You might be interested in checking out an essay on my Web site that
describes a different approach to auditory modeling. It might be useful to
you either for its ideas or simply for entertainment, i.e., as science or
science fiction. In any case it should reveal why CASA is a tough problem
but not insoluble, once the real problems are specified.
I have just posted in the site a short commentary on the situation in
auditory modeling. It relates to a paper in the ACM's conference
proceedings for Artificial Life VIII, Standish, Abbass, and Bedau (eds),
(MIT Press) 2002,  pp 345-349.  C. L. Nehaniv, et al, "Meaningful
information, sensor evolution and the temporal horizon of embodied organisms."
          <http://parallel.hpc.unsw.edu.au/complex/alife8/proceedings.html>
   I have included some comments on the paper on my web site.

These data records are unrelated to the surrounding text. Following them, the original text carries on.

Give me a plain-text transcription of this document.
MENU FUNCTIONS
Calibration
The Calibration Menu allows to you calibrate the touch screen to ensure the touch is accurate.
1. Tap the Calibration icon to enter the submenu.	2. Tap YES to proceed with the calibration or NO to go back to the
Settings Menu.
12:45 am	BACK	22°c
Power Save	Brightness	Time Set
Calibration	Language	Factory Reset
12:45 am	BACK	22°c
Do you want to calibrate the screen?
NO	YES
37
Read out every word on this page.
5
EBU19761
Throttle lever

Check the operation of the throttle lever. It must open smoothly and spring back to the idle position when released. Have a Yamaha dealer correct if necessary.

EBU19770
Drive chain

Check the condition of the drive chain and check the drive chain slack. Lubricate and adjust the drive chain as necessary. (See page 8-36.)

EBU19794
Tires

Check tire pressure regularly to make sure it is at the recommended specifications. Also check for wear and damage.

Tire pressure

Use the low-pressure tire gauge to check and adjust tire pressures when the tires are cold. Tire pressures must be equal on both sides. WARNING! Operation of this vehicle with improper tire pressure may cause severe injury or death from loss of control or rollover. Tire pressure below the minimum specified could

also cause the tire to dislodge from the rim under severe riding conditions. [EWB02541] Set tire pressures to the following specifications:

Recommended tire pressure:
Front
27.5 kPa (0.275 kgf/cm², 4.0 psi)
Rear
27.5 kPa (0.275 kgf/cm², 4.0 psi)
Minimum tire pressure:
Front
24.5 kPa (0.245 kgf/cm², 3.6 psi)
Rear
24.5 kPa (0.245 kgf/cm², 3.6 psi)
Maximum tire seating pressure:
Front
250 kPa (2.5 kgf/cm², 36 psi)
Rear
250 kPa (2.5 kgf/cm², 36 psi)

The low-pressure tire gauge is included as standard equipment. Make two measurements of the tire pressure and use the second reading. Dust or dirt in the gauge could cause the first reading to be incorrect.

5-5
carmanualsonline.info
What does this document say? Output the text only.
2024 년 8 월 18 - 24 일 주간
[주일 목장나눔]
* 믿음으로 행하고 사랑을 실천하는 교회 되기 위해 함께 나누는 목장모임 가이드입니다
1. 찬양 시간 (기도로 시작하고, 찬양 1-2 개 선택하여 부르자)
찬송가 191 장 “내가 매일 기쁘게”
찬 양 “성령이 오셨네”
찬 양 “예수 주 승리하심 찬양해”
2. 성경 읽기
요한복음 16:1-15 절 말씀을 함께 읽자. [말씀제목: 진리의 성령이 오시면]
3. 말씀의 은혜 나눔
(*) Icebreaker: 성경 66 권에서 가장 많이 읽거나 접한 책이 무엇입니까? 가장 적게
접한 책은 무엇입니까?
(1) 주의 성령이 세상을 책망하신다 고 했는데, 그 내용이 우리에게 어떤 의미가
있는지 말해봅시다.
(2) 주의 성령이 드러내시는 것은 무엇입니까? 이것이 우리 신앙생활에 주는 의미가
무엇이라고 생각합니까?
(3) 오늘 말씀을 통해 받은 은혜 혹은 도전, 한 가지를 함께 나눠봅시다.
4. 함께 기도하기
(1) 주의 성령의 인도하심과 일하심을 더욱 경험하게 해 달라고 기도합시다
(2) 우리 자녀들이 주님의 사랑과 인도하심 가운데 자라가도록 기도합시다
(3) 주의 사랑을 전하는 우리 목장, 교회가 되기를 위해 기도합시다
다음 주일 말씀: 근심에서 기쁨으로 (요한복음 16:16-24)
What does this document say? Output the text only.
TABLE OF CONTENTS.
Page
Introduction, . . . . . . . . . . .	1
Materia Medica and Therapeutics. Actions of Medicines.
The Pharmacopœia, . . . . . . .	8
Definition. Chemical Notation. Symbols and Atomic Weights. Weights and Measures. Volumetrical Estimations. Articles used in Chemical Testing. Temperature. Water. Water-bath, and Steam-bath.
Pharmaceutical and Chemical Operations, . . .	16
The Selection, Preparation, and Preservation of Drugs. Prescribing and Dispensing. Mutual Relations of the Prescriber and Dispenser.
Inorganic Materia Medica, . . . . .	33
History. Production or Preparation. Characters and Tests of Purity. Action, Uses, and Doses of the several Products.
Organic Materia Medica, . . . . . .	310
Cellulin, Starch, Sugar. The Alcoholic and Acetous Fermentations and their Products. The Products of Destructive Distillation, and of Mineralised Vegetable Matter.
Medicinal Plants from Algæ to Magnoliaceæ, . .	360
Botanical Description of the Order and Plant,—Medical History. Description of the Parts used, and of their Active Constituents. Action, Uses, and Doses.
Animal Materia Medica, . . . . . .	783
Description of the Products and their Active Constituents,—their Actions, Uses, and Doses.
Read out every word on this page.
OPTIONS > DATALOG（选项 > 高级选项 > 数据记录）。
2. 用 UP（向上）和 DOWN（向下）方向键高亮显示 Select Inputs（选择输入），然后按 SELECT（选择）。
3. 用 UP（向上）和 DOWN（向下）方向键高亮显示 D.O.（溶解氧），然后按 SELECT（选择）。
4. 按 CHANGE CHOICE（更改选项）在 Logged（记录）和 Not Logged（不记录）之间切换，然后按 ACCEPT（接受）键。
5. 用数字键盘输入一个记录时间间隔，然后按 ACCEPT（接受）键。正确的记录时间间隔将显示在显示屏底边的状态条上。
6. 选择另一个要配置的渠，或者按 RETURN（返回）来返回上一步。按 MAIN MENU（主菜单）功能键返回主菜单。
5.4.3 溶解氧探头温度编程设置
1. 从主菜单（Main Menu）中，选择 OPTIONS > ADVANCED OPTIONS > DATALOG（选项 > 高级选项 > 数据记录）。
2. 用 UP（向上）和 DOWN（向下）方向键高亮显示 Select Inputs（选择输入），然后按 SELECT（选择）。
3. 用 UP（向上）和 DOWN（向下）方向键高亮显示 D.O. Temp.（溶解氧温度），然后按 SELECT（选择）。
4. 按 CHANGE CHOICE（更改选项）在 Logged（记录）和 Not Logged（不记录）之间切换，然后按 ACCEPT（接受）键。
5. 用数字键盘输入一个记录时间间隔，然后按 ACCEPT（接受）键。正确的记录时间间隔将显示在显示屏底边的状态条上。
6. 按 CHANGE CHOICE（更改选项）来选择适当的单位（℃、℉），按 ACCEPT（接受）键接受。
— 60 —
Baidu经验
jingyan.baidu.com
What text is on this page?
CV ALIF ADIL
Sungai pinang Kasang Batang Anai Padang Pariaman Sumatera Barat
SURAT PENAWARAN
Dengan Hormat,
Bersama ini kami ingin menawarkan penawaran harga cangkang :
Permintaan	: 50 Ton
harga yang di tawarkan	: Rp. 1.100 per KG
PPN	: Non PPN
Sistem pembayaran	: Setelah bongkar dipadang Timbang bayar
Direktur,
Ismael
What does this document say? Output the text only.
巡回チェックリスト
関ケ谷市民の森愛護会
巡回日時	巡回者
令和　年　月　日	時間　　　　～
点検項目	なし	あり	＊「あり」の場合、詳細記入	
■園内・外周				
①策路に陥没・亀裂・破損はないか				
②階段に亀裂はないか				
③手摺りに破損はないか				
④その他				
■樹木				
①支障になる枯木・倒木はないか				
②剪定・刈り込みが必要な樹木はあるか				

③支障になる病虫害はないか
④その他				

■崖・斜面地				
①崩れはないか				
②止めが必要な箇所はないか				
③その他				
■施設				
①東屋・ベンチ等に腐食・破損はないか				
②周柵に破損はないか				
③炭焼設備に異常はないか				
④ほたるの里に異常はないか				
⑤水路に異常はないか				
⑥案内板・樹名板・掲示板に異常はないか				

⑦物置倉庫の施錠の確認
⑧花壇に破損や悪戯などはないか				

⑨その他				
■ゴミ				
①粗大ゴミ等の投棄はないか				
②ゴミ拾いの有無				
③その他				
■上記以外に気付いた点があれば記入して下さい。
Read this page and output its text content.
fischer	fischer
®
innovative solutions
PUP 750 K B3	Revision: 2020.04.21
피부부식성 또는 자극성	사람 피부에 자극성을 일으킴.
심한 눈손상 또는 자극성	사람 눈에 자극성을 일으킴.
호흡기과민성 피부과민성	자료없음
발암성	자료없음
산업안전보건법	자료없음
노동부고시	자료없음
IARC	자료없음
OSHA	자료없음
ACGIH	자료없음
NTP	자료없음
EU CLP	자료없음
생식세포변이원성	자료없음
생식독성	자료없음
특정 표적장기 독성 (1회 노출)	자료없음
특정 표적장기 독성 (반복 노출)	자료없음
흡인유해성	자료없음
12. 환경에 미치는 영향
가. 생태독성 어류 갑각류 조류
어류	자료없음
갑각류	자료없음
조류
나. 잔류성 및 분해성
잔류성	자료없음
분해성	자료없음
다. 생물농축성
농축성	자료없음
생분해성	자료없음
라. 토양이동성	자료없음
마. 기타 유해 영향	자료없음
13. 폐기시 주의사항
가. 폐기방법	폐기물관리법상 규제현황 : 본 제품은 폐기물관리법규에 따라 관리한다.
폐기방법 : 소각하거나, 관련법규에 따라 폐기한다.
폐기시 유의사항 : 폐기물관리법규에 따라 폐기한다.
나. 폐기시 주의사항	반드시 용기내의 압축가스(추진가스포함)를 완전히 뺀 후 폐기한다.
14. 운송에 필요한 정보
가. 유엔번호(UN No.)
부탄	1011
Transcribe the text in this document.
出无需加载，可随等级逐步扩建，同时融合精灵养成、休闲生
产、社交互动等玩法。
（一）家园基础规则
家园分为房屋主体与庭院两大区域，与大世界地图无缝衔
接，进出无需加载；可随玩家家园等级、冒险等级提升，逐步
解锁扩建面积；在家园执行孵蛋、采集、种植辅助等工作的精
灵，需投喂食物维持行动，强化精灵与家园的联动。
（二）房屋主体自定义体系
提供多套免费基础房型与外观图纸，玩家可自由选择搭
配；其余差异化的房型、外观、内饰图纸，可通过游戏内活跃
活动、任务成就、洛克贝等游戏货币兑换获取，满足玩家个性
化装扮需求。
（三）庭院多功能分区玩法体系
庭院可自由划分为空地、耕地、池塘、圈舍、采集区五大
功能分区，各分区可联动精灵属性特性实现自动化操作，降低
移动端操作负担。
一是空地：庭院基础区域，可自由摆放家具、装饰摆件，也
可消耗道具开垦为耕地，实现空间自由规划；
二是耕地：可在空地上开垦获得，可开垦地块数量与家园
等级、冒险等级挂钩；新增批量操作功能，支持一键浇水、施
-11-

                       <http://home.computer.net/~jkbates/art-life.htm>


   John Bates
At 09:58 AM 04/30/2004, you wrote:
Hi all,
I am a grad student in the University of Miami's Music Engineering
program, and I am just starting to learn about auditory scene analysis,
particularly computational ASA models.

I know there are several CASA experts on this list, so I'd like to ask why
source separation seems to be so difficult.  It's seems like the general
consensus is that source separation is far too difficult, and research has
focused on understanding features within a mix.  Yet, from what I've read,
current methods of feature extraction work quite well.  It only seems
natural that we could write an algorithm that groups these features
according to their perceived source and creates separate audio streams
based on this information.  While this would be much more difficult in
noisy or reverberant environments, I would imagine it would be quite
simple in a less complex environment.
What is it that makes source separation so difficult?